Every generation seems to lament what those newfangled whippersnappers like. Bring back Milton Berle and Ed Sullivan. What the heck are music videos? Who wants to watch kids dance for an hour?
What hasn’t changed is the audience dictates the content. What people reject goes away.
And while sequels/reboots/rehashes of existing IP are by no means anything new in TV, they seem to get a disproportionate share of “there are no original ideas” when in fact there are many. Of course audiences familiar with whatever brand may gravitate toward checking it out; we’re human and like positive memories. If people stick around and enjoy the show on its own merits, great. But there’s plenty of original
ideas and creative twists on older ones (Stranger Things and Wednesday from Netflix come to mind as one example of each).

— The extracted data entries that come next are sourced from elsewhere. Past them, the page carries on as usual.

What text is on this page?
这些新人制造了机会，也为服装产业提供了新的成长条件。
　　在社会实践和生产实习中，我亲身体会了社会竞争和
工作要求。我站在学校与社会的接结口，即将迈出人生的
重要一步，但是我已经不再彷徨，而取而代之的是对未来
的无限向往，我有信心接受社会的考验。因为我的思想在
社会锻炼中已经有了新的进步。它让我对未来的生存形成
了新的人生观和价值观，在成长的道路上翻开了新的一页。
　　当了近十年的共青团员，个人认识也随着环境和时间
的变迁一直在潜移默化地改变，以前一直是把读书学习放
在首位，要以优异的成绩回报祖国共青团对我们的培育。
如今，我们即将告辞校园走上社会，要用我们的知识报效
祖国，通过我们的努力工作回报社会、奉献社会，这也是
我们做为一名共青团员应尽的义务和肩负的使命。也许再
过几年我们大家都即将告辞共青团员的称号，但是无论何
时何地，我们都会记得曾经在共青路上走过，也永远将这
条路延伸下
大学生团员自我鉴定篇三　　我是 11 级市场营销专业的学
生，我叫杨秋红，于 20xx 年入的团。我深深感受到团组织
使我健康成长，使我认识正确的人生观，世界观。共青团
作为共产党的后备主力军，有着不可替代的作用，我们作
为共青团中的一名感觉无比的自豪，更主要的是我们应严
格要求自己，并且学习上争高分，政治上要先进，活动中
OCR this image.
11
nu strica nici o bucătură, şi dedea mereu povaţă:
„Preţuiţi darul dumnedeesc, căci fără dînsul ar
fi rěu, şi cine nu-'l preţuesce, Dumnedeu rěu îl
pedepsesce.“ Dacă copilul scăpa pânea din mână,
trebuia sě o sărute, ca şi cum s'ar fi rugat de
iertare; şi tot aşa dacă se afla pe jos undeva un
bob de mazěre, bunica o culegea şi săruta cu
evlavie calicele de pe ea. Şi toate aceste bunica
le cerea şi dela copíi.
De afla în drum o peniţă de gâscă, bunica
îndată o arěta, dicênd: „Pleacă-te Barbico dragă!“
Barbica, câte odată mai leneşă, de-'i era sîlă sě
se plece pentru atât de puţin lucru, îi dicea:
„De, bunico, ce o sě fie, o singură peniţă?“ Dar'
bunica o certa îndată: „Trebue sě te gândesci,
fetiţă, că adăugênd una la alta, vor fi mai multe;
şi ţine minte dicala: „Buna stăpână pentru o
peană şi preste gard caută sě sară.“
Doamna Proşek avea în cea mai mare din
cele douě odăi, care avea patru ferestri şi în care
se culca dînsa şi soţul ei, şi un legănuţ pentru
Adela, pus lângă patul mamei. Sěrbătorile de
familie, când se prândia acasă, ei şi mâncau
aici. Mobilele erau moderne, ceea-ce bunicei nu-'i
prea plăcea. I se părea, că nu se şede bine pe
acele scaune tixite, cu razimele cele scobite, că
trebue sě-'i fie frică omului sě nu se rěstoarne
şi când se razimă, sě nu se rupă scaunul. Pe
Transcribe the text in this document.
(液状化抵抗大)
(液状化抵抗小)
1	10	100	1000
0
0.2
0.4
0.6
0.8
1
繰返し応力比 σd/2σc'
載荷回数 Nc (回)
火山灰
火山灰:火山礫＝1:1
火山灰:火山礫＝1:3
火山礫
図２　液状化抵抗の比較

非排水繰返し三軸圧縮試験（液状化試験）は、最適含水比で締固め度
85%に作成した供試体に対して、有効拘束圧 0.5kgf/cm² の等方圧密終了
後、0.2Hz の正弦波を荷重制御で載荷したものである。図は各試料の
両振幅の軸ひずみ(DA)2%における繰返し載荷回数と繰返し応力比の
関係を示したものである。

And all kinds of content from music to movies to TV has borrowed, some more blatantly than others, from
what came before.
Much of the original content from basic cable migrated to streaming as the audience did. Makes sense; follow the money. And it also follows that we’d see a big push early on for original content to give each platform an identity and a reason to pay up. That dust will settle and the investments will become more targeted into what proves to be working.
The broadcast model is dying. It’s not dead and won’t be for a while, but it’s on the way. It’s going to need to rely on a changing mix of programs to wring some remaining life out of it, and rely on streaming to pick up some of the lost audience. For now, it’s sustainable with adjustments.